Queens is suddenly the star of New York's construction story. New filings for Q4 2025 show a sharp jump in proposed building across the city, with the Real Estate Board of New York's latest New Building Construction Pipeline report clocking 511 filings that would add roughly 19.1 million square feet and nearly 14,000 multifamily units. It is a big break from recent norms, and on square footage and multifamily units, Queens comes out on top.
According to a report from REBNY, the 511 new building filings logged in Q4 2025 are expected to add about 19.1 million square feet, which the group notes is roughly 50% above the historical average, and represents a 7% increase over the previous quarter. Total proposed square footage is up 201% compared to Q4 2024, while multifamily unit filings jumped 225% year over year.

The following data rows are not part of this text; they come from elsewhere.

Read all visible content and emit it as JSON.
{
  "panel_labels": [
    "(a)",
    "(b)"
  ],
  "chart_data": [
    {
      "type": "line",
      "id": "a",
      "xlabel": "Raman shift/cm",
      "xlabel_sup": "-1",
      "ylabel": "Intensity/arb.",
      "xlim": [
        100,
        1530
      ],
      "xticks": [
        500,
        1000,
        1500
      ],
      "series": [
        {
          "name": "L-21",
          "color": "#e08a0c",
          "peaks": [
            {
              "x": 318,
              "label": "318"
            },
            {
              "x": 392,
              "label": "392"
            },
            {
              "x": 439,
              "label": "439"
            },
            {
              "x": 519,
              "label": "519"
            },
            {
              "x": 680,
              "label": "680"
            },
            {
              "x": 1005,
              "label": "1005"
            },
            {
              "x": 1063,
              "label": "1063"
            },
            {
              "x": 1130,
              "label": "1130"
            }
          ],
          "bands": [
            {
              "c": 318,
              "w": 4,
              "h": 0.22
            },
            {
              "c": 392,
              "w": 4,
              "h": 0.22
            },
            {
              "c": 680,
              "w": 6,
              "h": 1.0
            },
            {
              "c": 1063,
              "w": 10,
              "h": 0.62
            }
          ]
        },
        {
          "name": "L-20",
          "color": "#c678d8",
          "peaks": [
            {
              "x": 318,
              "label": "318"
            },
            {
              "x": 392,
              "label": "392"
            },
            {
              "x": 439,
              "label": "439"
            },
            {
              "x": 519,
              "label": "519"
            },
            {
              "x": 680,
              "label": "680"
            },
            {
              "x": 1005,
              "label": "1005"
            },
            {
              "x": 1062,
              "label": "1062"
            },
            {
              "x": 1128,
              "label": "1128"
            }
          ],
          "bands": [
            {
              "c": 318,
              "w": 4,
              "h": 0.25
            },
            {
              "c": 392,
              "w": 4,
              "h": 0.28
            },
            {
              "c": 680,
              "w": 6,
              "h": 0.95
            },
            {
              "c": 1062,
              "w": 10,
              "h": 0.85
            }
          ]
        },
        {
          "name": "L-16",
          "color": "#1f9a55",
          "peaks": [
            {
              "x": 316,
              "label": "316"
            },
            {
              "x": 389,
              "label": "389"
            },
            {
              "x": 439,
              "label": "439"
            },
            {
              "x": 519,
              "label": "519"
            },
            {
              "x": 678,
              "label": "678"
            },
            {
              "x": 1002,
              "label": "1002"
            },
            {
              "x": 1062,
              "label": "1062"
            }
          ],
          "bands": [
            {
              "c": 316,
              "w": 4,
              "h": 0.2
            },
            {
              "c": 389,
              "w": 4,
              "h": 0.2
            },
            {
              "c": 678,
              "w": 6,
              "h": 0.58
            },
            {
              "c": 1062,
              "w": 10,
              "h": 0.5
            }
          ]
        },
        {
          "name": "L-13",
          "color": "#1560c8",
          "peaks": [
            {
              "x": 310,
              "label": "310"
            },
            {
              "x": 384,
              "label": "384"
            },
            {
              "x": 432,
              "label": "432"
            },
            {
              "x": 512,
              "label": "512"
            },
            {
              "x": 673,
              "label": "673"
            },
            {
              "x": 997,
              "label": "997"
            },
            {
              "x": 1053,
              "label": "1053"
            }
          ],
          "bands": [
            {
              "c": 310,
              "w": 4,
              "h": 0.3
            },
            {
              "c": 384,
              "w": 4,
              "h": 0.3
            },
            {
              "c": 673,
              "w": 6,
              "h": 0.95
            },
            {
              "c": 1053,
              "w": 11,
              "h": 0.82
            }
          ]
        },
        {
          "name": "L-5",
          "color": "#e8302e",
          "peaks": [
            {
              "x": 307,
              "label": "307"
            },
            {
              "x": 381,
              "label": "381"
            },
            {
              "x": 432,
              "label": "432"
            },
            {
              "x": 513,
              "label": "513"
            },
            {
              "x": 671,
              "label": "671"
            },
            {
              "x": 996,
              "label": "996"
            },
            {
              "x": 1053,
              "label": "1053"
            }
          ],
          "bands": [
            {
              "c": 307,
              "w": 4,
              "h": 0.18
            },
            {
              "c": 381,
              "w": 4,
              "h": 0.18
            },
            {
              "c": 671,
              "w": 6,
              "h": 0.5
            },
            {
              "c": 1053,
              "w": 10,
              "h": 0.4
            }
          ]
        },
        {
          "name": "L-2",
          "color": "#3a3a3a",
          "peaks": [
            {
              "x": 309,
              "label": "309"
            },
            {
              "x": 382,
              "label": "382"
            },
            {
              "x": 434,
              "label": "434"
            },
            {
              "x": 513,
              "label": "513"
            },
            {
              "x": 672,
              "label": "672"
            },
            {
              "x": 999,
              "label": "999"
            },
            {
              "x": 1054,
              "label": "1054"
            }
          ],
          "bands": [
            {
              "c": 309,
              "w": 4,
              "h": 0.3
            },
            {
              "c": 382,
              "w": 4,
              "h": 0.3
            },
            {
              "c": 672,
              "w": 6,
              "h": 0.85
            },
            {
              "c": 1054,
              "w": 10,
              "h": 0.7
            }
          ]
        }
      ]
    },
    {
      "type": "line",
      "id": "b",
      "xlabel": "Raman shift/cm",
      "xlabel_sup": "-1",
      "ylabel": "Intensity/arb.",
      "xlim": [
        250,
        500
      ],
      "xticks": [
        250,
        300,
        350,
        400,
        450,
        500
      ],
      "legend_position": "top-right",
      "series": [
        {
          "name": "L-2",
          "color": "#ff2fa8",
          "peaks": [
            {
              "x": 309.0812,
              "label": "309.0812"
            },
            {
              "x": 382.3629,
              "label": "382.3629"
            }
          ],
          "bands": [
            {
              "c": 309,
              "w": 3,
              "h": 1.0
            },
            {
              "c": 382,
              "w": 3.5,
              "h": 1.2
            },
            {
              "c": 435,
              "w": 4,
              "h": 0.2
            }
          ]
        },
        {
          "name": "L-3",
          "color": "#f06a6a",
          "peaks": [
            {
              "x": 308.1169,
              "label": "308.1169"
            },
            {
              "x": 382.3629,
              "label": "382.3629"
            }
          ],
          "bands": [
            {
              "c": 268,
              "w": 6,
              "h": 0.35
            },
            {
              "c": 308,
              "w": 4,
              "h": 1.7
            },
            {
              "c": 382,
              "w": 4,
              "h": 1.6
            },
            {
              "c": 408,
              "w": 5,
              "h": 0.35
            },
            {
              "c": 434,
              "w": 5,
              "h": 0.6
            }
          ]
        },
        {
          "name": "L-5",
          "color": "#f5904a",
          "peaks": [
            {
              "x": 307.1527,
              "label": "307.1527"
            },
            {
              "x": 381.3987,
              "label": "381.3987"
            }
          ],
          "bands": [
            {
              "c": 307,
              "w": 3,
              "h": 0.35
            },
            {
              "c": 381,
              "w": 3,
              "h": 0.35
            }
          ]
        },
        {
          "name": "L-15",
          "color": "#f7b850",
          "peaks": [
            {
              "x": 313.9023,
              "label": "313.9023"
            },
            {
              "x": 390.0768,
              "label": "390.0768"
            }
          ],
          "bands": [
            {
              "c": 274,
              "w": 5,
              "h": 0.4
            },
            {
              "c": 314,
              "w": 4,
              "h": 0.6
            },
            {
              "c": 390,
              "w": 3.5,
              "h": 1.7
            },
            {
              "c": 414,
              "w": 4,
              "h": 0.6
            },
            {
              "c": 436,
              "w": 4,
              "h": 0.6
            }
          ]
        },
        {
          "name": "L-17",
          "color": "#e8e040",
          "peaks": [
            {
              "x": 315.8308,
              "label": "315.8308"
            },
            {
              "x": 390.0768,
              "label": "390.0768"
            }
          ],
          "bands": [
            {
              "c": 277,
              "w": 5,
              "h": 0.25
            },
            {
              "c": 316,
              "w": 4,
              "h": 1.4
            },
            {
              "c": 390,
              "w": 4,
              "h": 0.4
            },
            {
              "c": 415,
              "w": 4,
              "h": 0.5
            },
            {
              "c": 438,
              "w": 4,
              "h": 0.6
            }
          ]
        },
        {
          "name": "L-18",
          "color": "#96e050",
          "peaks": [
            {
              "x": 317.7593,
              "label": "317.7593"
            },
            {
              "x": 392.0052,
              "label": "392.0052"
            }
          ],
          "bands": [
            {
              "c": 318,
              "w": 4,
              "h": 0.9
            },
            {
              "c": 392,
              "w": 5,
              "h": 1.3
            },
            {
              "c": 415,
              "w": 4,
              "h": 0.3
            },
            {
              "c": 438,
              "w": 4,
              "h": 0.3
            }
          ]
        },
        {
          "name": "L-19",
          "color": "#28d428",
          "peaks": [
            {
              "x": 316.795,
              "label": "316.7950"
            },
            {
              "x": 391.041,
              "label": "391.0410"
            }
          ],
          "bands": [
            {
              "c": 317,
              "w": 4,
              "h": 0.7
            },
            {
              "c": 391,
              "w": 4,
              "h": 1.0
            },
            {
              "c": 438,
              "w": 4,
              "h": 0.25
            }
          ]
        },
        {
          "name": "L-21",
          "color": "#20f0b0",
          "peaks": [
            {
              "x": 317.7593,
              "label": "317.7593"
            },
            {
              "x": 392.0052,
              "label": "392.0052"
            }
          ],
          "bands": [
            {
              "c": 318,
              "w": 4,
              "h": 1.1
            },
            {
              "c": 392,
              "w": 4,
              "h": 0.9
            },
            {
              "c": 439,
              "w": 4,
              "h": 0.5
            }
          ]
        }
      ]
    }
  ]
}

REBNY says it compiled the figures from Department of Buildings job-application filings.
How the filings break down
As detailed by the New York Real Estate Journal, 202 of the quarter's filings were for buildings that will contain multiple dwelling units. Within that slice, there were 110 projects with fewer than 50 units, 67 projects between 50 and 99 units, four projects between 100 and 149 units, and 21 filings for buildings with 150 units or more. The report also flags six proposed 150-plus-unit buildings in Wage Zones A and B using the 485-x program, which comes with higher wage and affordability obligations for developers.
What REBNY is saying
"Q4 2025 saw significant overall and multifamily-specific proposed new construction," said Basha Gerhards, REBNY's executive vice president of public policy, in the group's announcement. The release points to 13,982 multifamily units filed in the quarter, a figure nearly 200% above the historical average and 19% higher than in the prior quarter. REBNY says it plans to keep a close eye on whether this spike signals durable momentum that can actually deliver housing at scale.
Why it matters for housing targets
The report notes that the 13,982 units filed in Q4 2025 exceed the 13,147 units-per-quarter pace that planners say is needed to hit the city's goal of 500,000 new homes by 2034, a benchmark highlighted in coverage of the release. That puts the quarter above the target pace on paper, but advocates and city officials are quick to point out that filings are just the opening move. Many proposals never make it to permits, financing, or shovels in the ground.
So the next test is straightforward and far less glamorous: do these filings turn into permits and actual construction, especially for the larger Queens projects subject to the prevailing wage and affordability rules tied to 485-x. REBNY has signaled it will keep digging into what is behind the surge, while developers and city agencies sort out how many of these proposed units can realistically be built. For now, the message from Q4 2025 is clear enough: filings are up, but turning those plans into real homes is where the hard part starts.